Iraq News

Iraq forces poised for Mosul airport assault

Iraqi forces readied on Wednesday (February 22nd) for an assault on Mosul airport after blitzing extremist positions in a renewed offensive to retake the city from the "Islamic State of Iraq and the Levant" (ISIL), AFP reported.

Elite forces reinforced positions that were taken since a fresh push south of Mosul was launched on Sunday while hundreds of civilians fled newly recaptured villages.

"Around 480 people displaced from al-Yarmuk area are being transferred to liberated areas further south," the federal police said in a statement.

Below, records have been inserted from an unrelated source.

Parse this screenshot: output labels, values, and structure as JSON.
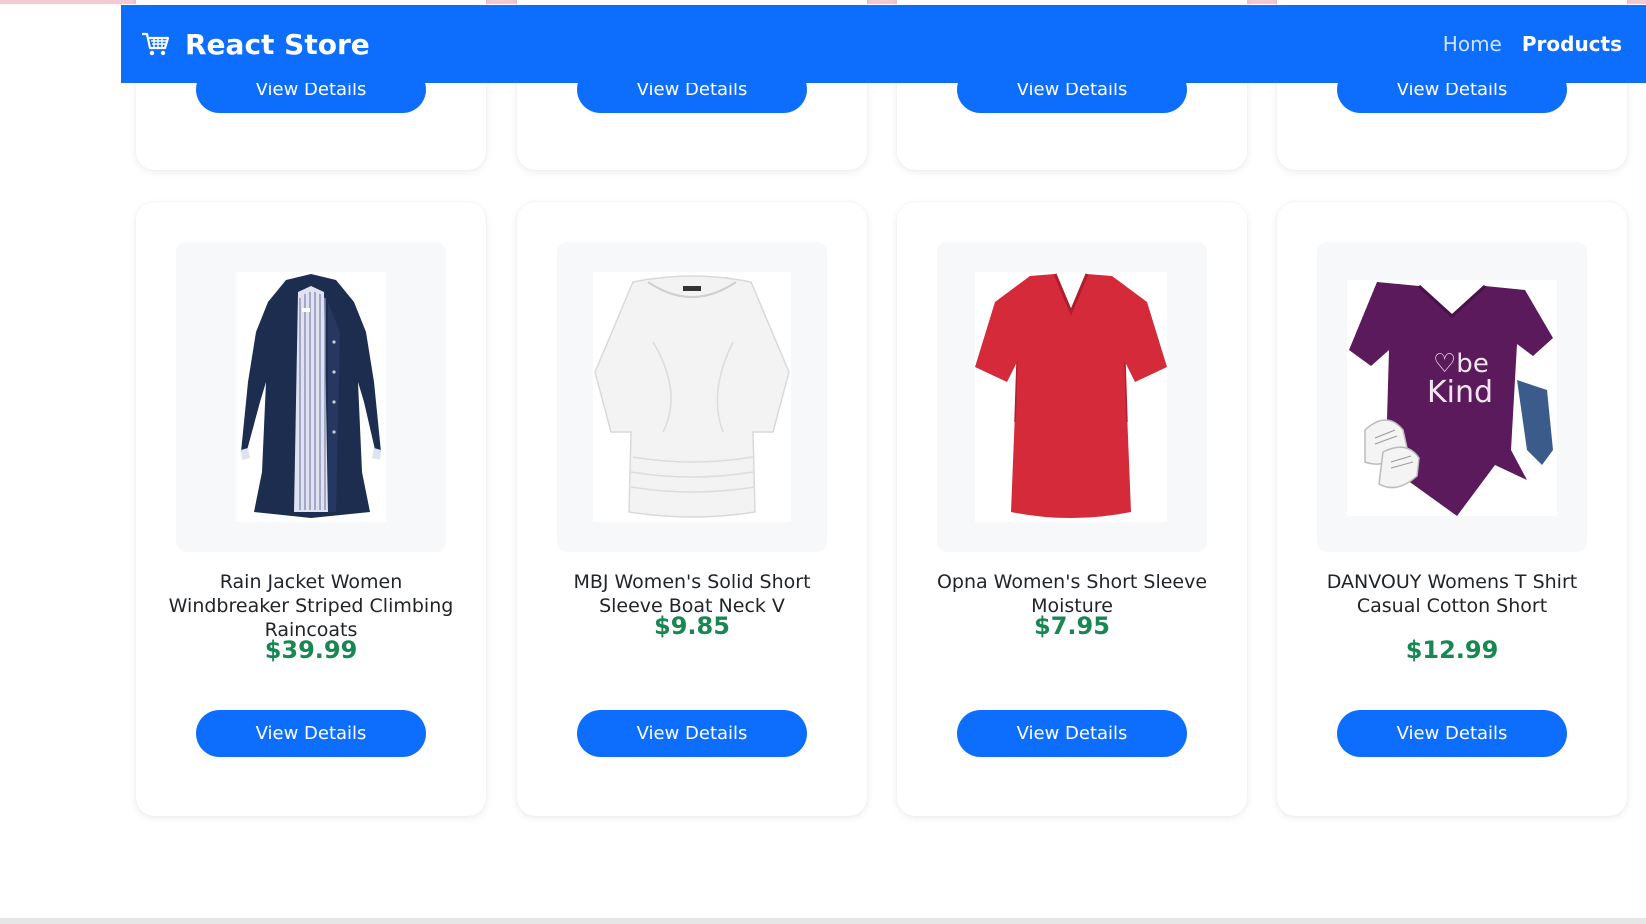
{
  "navbar": {
    "brand": "React Store",
    "brand_icon": "shopping-cart-icon",
    "links": [
      {
        "label": "Home",
        "active": false
      },
      {
        "label": "Products",
        "active": true
      }
    ],
    "background": "#0d6efd"
  },
  "top_row": {
    "buttons": [
      "View Details",
      "View Details",
      "View Details",
      "View Details"
    ]
  },
  "products": [
    {
      "title": "Rain Jacket Women Windbreaker Striped Climbing Raincoats",
      "price": "$39.99",
      "button": "View Details",
      "image": "navy-rain-jacket-image"
    },
    {
      "title": "MBJ Women's Solid Short Sleeve Boat Neck V",
      "price": "$9.85",
      "button": "View Details",
      "image": "white-top-image"
    },
    {
      "title": "Opna Women's Short Sleeve Moisture",
      "price": "$7.95",
      "button": "View Details",
      "image": "red-tshirt-image"
    },
    {
      "title": "DANVOUY Womens T Shirt Casual Cotton Short",
      "price": "$12.99",
      "button": "View Details",
      "image": "purple-be-kind-tshirt-image"
    }
  ],
  "colors": {
    "accent": "#0d6efd",
    "price": "#198754"
  },
  "shirt_text": "be Kind"
}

Iraqi forces have retaken a key checkpoint on the main Baghdad highway south of Mosul and the village of Albu Seif, a natural citadel overlooking the airport and the south of the city.

Twenty-one villages have been liberated as of Wednesday, in addition to three housing complexes, a power plant and several government factories, Ninawa operation commander Lt. Gen. Abdul Ameer Rashid Yarallah told Diyaruna.

About 53 ISIL elements, including suicide bombers and foreign fighters, were also killed in the battle, he said.

In response to a question about fears that ISIL fighters might flee towards the Syria border, he said, "We have drawn up a plan with the international coalition to arrest or kill all terrorists and not allow them to remain as a threat to the world."

Meanwhile, the fate of an estimated 750,000 civilians trapped in west Mosul was a major source of concern . Almost half of the remaining population are children, according to aid groups, and supplies are fast dwindling.

"ISIL fighters have seized all the hospitals and only they can get treated now," an employee at the al-Jamhuri hospital in west Mosul told AFP by phone.

The health of many residents had been deteriorating for months under the rule of ISIL.

"Even before the hospitals were closed, locals had to pay ISIL sums of money they could not afford," the hospital employee said.

Medical workers and residents speaking from west Mosul on condition of anonymity said the weakest were beginning to die of malnutrition and shortages of medicines.